A local man accused of sexually assaulting a high school student had his conviction reversed in an opinion (PDF) published Thursday morning by the District of Columbia Court of Appeals. The appeals court found that the trial judge erred in letting prosecutors introduce evidence accusing the man of making suggestive comments to other students in the past.
A District of Columbia Superior Court jury convicted Barry Harrison in September 2009 on charges of enticing a child and child sexual abuse during his time as a mentor at Spingarn Senior High School. He was sentenced to six years in prison.
Harrison, according to the opinion, was working at Spingarn in April 2009 for several weeks as an intern with Peaceaholics, a local nonprofit that does mentoring work for at-risk young people. He was tasked with mediating conflicts, and also came into contact with other students. Three students claimed that he made inappropriate overtures, and a fourth student accused him of sexually assaulting her in a stairwell.

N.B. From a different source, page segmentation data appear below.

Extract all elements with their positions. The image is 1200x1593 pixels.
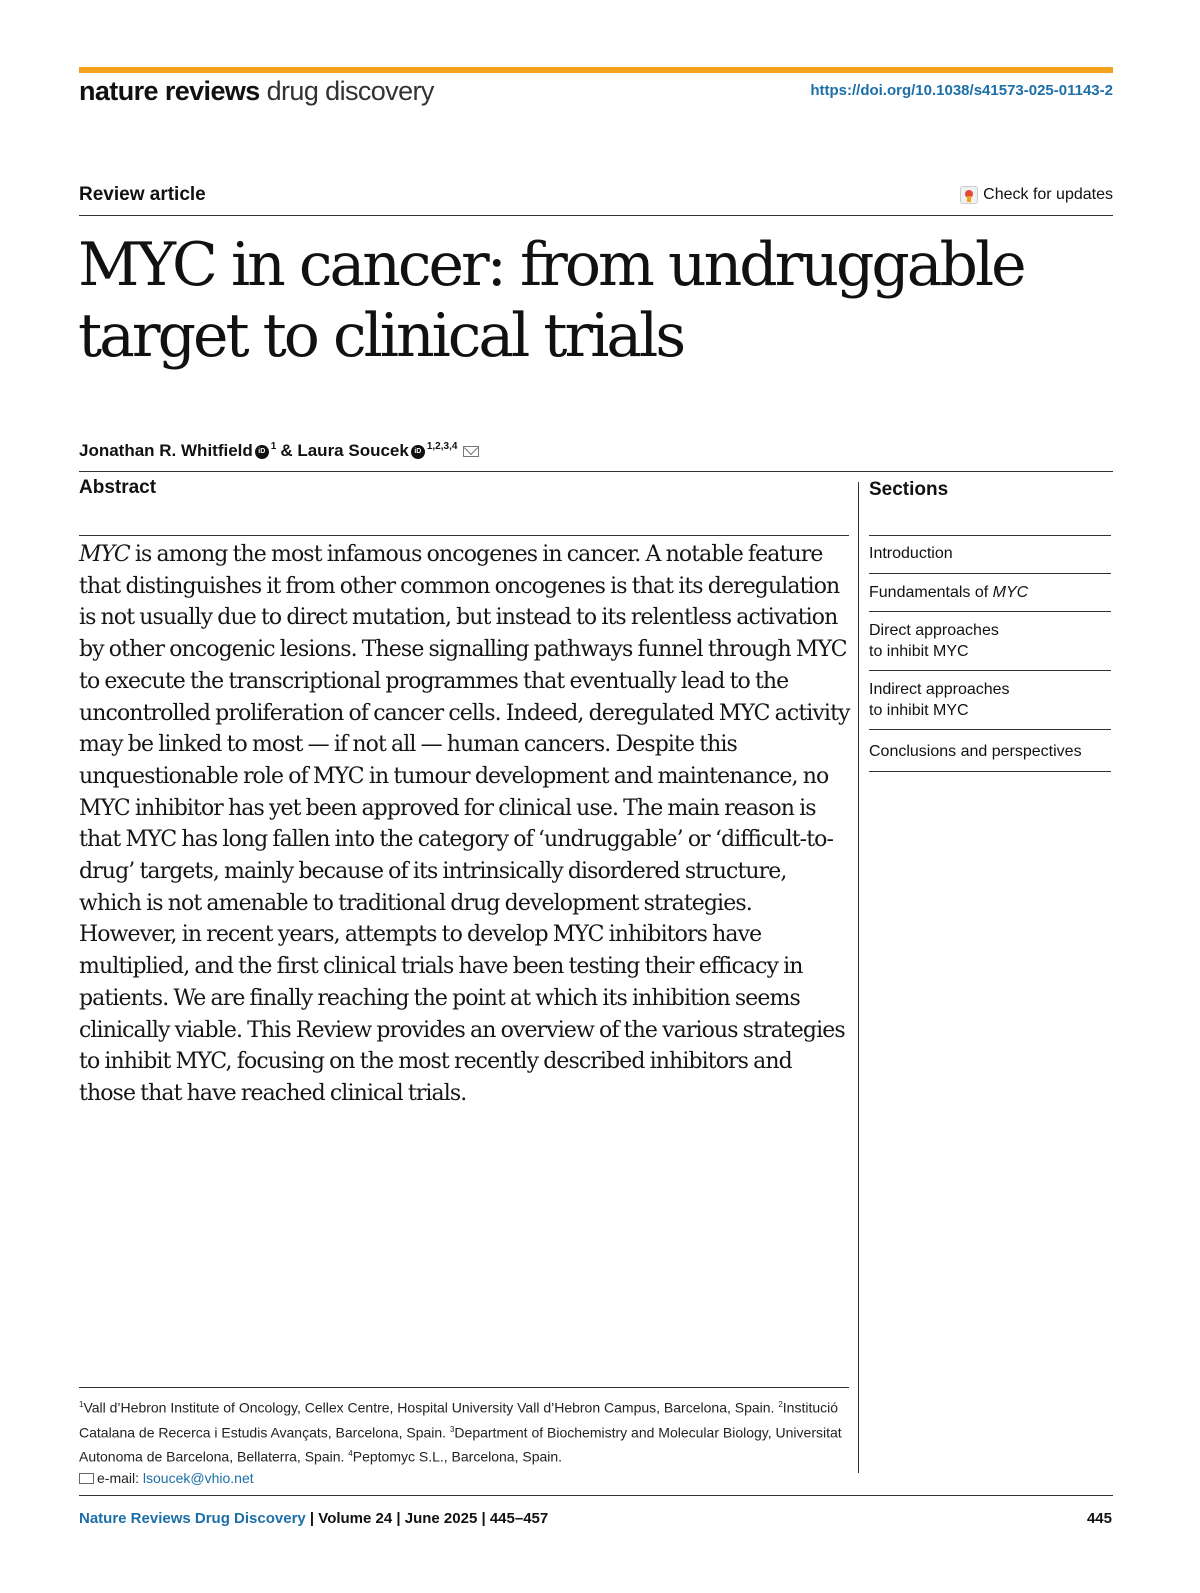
brand-bold: nature reviews: [79, 76, 260, 106]
section-link-conclusions[interactable]: [869, 741, 1109, 762]
section-link-indirect-approaches[interactable]: [869, 679, 1109, 721]
header-rule: [79, 215, 1113, 216]
author-name-2[interactable]: & Laura Soucek: [280, 441, 409, 460]
affiliation-sup: 1: [79, 1400, 84, 1409]
check-for-updates-button[interactable]: [960, 186, 1113, 204]
section-divider: [869, 771, 1111, 772]
affiliation-sup: 4: [348, 1449, 353, 1459]
affiliation-4: Peptomyc S.L., Barcelona, Spain.: [352, 1448, 563, 1465]
title-line-1: MYC in cancer: from undruggable: [78, 230, 1024, 300]
top-accent-bar: [79, 67, 1113, 73]
affiliation-2: Institució Catalana de Recerca i Estudis Avançats, Barcelona, Spain.: [79, 1399, 839, 1441]
author-name-1[interactable]: Jonathan R. Whitfield: [79, 441, 253, 460]
check-updates-icon: [960, 186, 978, 204]
column-divider: [858, 482, 859, 1473]
author-affiliation-sup: 1,2,3,4: [426, 441, 458, 452]
check-updates-label: Check for updates: [983, 186, 1113, 203]
section-divider: [869, 611, 1111, 612]
envelope-icon: [79, 1473, 94, 1484]
sections-rule: [869, 535, 1111, 536]
abstract-body: is among the most infamous oncogenes in cancer. A notable feature that distinguishes it from other common oncogenes is that its deregulation is not usually due to direct mutation, but instead to its relentless activation by other oncogenic lesions. These signalling pathways funnel through MYC to execute the transcriptional programmes that eventually lead to the uncontrolled proliferation of cancer cells. Indeed, deregulated MYC activity may be linked to most — if not all — human cancers. Despite this unquestionable role of MYC in tumour development and maintenance, no MYC inhibitor has yet been approved for clinical use. The main reason is that MYC has long fallen into the category of ‘undruggable’ or ‘difficult-to-drug’ targets, mainly because of its intrinsically disordered structure, which is not amenable to traditional drug development strategies. However, in recent years, attempts to develop MYC inhibitors have multiplied, and the first clinical trials have been testing their efficacy in patients. We are finally reaching the point at which its inhibition seems clinically viable. This Review provides an overview of the various strategies to inhibit MYC, focusing on the most recently described inhibitors and those that have reached clinical trials.: [79, 542, 850, 1106]
article-title: [78, 230, 1118, 372]
authors-rule: [79, 471, 1113, 472]
title-line-2: target to clinical trials: [78, 301, 684, 371]
affiliation-sup: 2: [778, 1400, 783, 1409]
page-number: 445: [1086, 1510, 1112, 1527]
sections-heading: Sections: [869, 479, 949, 500]
section-link-label: Indirect approaches: [869, 681, 1010, 698]
section-link-label: Conclusions and perspectives: [869, 743, 1082, 760]
section-link-label: Fundamentals of: [869, 584, 993, 601]
section-link-label: Direct approaches: [869, 622, 999, 639]
doi-link[interactable]: https://doi.org/10.1038/s41573-025-01143-2: [810, 82, 1113, 99]
orcid-icon[interactable]: iD: [411, 445, 425, 459]
envelope-icon[interactable]: [463, 446, 479, 457]
abstract-lead-gene: MYC: [79, 542, 130, 567]
abstract-text: [79, 539, 851, 1110]
affiliation-1: Vall d’Hebron Institute of Oncology, Cellex Centre, Hospital University Vall d’Hebron Campus, Barcelona, Spain.: [83, 1399, 775, 1416]
section-link-label: to inhibit MYC: [869, 643, 969, 660]
section-link-fundamentals[interactable]: [869, 582, 1109, 603]
article-type: Review article: [79, 184, 206, 205]
affiliation-3: Department of Biochemistry and Molecular Biology, Universitat Autonoma de Barcelona, Bellaterra, Spain.: [79, 1424, 842, 1465]
section-divider: [869, 729, 1111, 730]
author-affiliation-sup: 1: [270, 441, 277, 452]
footer-rule: [79, 1495, 1113, 1496]
section-link-introduction[interactable]: [869, 543, 1109, 564]
email-label: e-mail:: [97, 1469, 143, 1486]
footnote-rule: [79, 1387, 849, 1388]
author-list: [79, 441, 479, 461]
journal-citation: [79, 1510, 548, 1527]
section-link-label: to inhibit MYC: [869, 702, 969, 719]
brand-light: drug discovery: [266, 76, 434, 106]
section-link-label: Introduction: [869, 545, 953, 562]
email-link[interactable]: lsoucek@vhio.net: [142, 1469, 254, 1486]
section-divider: [869, 573, 1111, 574]
section-divider: [869, 670, 1111, 671]
abstract-rule: [79, 535, 849, 536]
section-link-italic: MYC: [992, 584, 1029, 601]
section-link-direct-approaches[interactable]: [869, 620, 1109, 662]
journal-name-link[interactable]: Nature Reviews Drug Discovery: [79, 1510, 306, 1527]
journal-brand: [79, 76, 434, 107]
affiliation-sup: 3: [449, 1424, 455, 1434]
affiliations: [79, 1394, 849, 1489]
orcid-icon[interactable]: iD: [255, 445, 269, 459]
journal-details: | Volume 24 | June 2025 | 445–457: [305, 1510, 549, 1527]
abstract-heading: Abstract: [79, 477, 157, 498]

At trial, Harrison’s attorney had argued that the students made up the allegations to get him in trouble because he wouldn’t let them cut class or roam the hallways.

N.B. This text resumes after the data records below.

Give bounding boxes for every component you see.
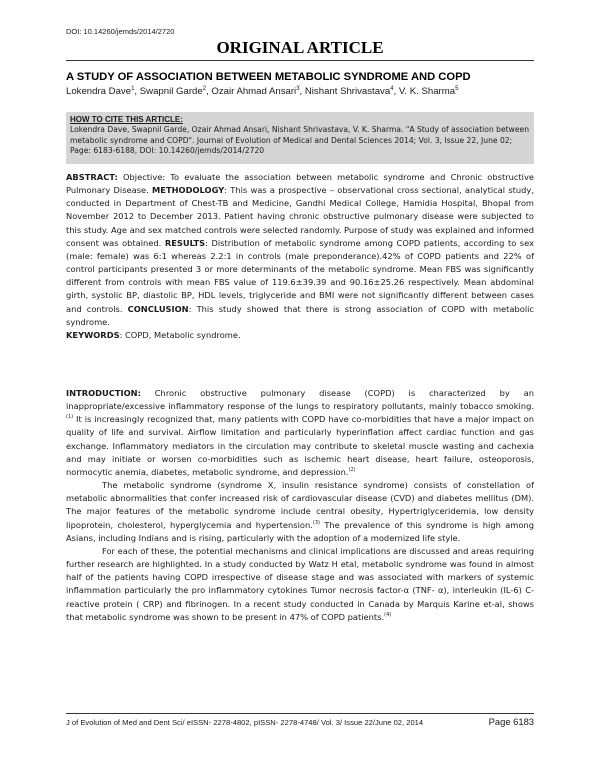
intro-text-2b: The prevalence of this syndrome is high among Asians, including Indians and is rising, particularly with the adoption of a modernized life style. — [66, 519, 534, 543]
intro-text-2a: The metabolic syndrome (syndrome X, insulin resistance syndrome) consists of constellation of metabolic abnormalities that confer increased risk of cardiovascular disease (CVD) and diabetes mellitus (DM). The major features of the metabolic syndrome include central obesity, Hypertriglyceridemia, low density lipoprotein, cholesterol, hyperglycemia and hypertension. — [66, 480, 534, 530]
abstract-methodology: : This was a prospective – observational cross sectional, analytical study, conducted in Department of Chest-TB and Medicine, Gandhi Medical College, Hamidia Hospital, Bhopal from November 2012 to December 2013. Patient having chronic obstructive pulmonary disease were subjected to this study. Age and sex matched controls were selected randomly. Purpose of study was explained and informed consent was obtained. — [66, 185, 534, 248]
abstract-section — [66, 171, 534, 342]
author-affiliation: 2 — [202, 86, 207, 92]
introduction-label: INTRODUCTION: — [66, 388, 141, 398]
intro-text-1a: Chronic obstructive pulmonary disease (COPD) is characterized by an inappropriate/excessive inflammatory response of the lungs to respiratory pollutants, mainly tobacco smoking. — [66, 388, 534, 412]
abstract-conclusion: : This study showed that there is strong association of COPD with metabolic syndrome. — [66, 303, 534, 327]
author-name: Swapnil Garde — [139, 86, 203, 98]
author-affiliation: 1 — [131, 86, 135, 92]
page-footer — [66, 716, 534, 727]
author-affiliation: 4 — [390, 86, 394, 92]
author-affiliation: 5 — [455, 86, 459, 92]
methodology-label: METHODOLOGY — [152, 185, 225, 196]
introduction-section — [66, 387, 534, 624]
author-name: Lokendra Dave — [66, 86, 132, 98]
abstract-results: : Distribution of metabolic syndrome among COPD patients, according to sex (male: female) was 6:1 whereas 2.2:1 in controls (male preponderance).42% of COPD patients and 22% of control participants presented 3 or more determinants of the metabolic syndrome. Mean FBS was significantly different from controls with mean FBS value of 119.6±39.39 and 90.16±25.26 respectively. Mean abdominal girth, systolic BP, diastolic BP, HDL levels, triglyceride and BMI were not significantly different between cases and controls. — [66, 237, 534, 314]
author-affiliation: 3 — [296, 86, 300, 92]
header-rule — [66, 60, 534, 61]
author-name: V. K. Sharma — [398, 86, 456, 98]
footer-journal: J of Evolution of Med and Dent Sci/ eISSN- 2278-4802, pISSN- 2278-4748/ Vol. 3/ Issue 22/June 02, 2014 — [66, 718, 424, 727]
abstract-label: ABSTRACT: — [66, 172, 118, 182]
citation-box — [66, 112, 534, 164]
citation-heading: HOW TO CITE THIS ARTICLE: — [70, 115, 183, 124]
page-number: Page 6183 — [488, 716, 534, 727]
citation-ref: (2) — [348, 467, 356, 474]
citation-ref: (4) — [384, 611, 392, 618]
footer-rule — [66, 713, 534, 714]
keywords-line — [66, 329, 534, 342]
citation-ref: (1) — [66, 414, 74, 421]
intro-text-1b: It is increasingly recognized that, many patients with COPD have co-morbidities that have a major impact on quality of life and survival. Airflow limitation and particularly hyperinflation affect cardiac function and gas exchange. Inflammatory mediators in the circulation may contribute to skeletal muscle wasting and cachexia and may initiate or worsen co-morbidities such as ischemic heart disease, heart failure, osteoporosis, normocytic anemia, diabetes, metabolic syndrome, and depression. — [66, 414, 534, 477]
conclusion-label: CONCLUSION — [127, 303, 189, 314]
abstract-paragraph — [66, 171, 534, 329]
citation-text: Lokendra Dave, Swapnil Garde, Ozair Ahmad Ansari, Nishant Shrivastava, V. K. Sharma. "A Study of association between metabolic syndrome and COPD". Journal of Evolution of Medical and Dental Sciences 2014; Vol. 3, Issue 22, June 02; Page: 6183-6188, DOI: 10.14260/jemds/2014/2720 — [70, 125, 530, 155]
author-name: Ozair Ahmad Ansari — [211, 86, 297, 98]
abstract-objective: Objective: To evaluate the association between metabolic syndrome and Chronic obstructive Pulmonary Disease. — [66, 172, 534, 196]
author-name: Nishant Shrivastava — [304, 86, 391, 98]
citation-ref: (3) — [312, 519, 320, 526]
article-title: A STUDY OF ASSOCIATION BETWEEN METABOLIC SYNDROME AND COPD — [66, 71, 471, 83]
intro-text-3a: For each of these, the potential mechanisms and clinical implications are discussed and areas requiring further research are highlighted. In a study conducted by Watz H etal, metabolic syndrome was found in almost half of the patients having COPD irrespective of disease stage and was associated with markers of systemic inflammation particularly the pro inflammatory cytokines Tumor necrosis factor-α (TNF- α), interleukin (IL-6) C-reactive protein ( CRP) and fibrinogen. In a recent study conducted in Canada by Marquis Karine et-al, shows that metabolic syndrome was shown to be present in 47% of COPD patients. — [66, 545, 534, 622]
article-type-heading: ORIGINAL ARTICLE — [216, 38, 384, 57]
results-label: RESULTS — [164, 237, 206, 248]
keywords-label: KEYWORDS — [66, 329, 120, 340]
author-list: Lokendra Dave$^1$, Swapnil Garde$^2$, Ozair Ahmad Ansari$^3$, Nishant Shrivastava$^4$, V. K. Sharma$^5$ — [66, 86, 459, 98]
intro-paragraph-1 — [66, 387, 534, 479]
intro-paragraph-2 — [66, 479, 534, 545]
keywords-text: : COPD, Metabolic syndrome. — [119, 329, 241, 340]
intro-paragraph-3 — [66, 545, 534, 624]
doi-label: DOI: 10.14260/jemds/2014/2720 — [66, 27, 175, 36]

During the trial, the prosecutor presented witnesses who testified Harrison had made sexually suggestive comments to them in the past, and again referenced that testimony in closing arguments. The judge instructed the jury to consider this evidence in terms of whether Harrison was motivated to engage in a sexual relationship with the student in question.
The three-judge panel found that the trial judge erred in letting the jury hear the testimony, and that there was enough prejudice to warrant a new trial. The testimony contributed little to the question of motive, the court found, and would have likely been taken by the jury as proof of Harrison’s bad character, making it inadmissable.

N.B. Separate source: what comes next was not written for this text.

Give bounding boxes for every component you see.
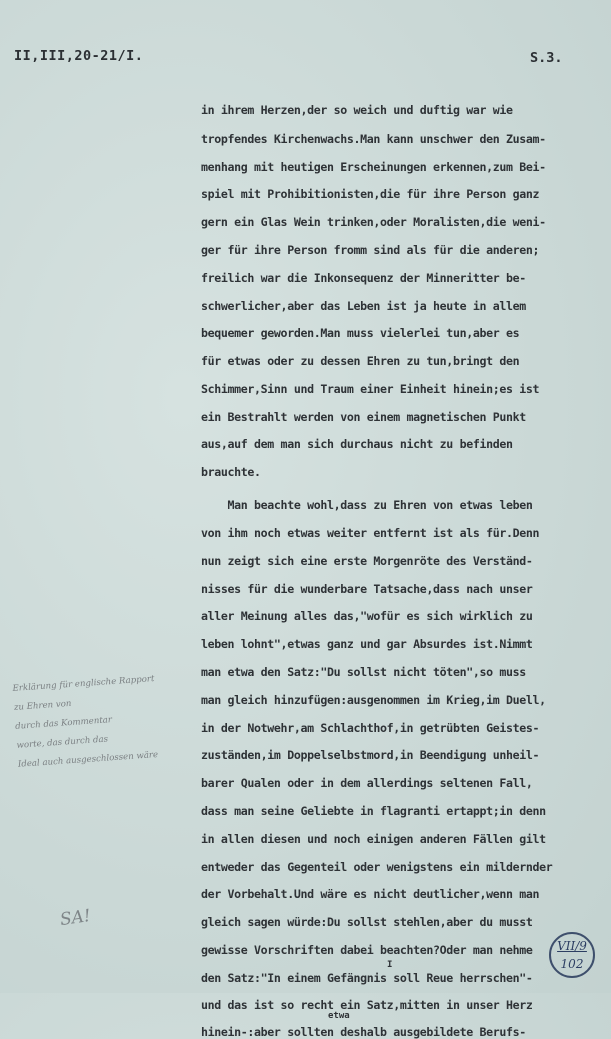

“The jury was invited to infer from Harrison’s remarks…that he had a sexual interest in teenage girls, and (the forbidden inference) that he acted in conformity with that bad character trait by committing the charged offenses,” the court wrote.
Harrison’s attorney, Washington solo practitioner Steven Kiersh, said he was pleased with the decision and that “we look forward to completely vindicating Mr. Harrison in a new trial.” The U.S. attorney’s office, through a spokesman, declined to comment.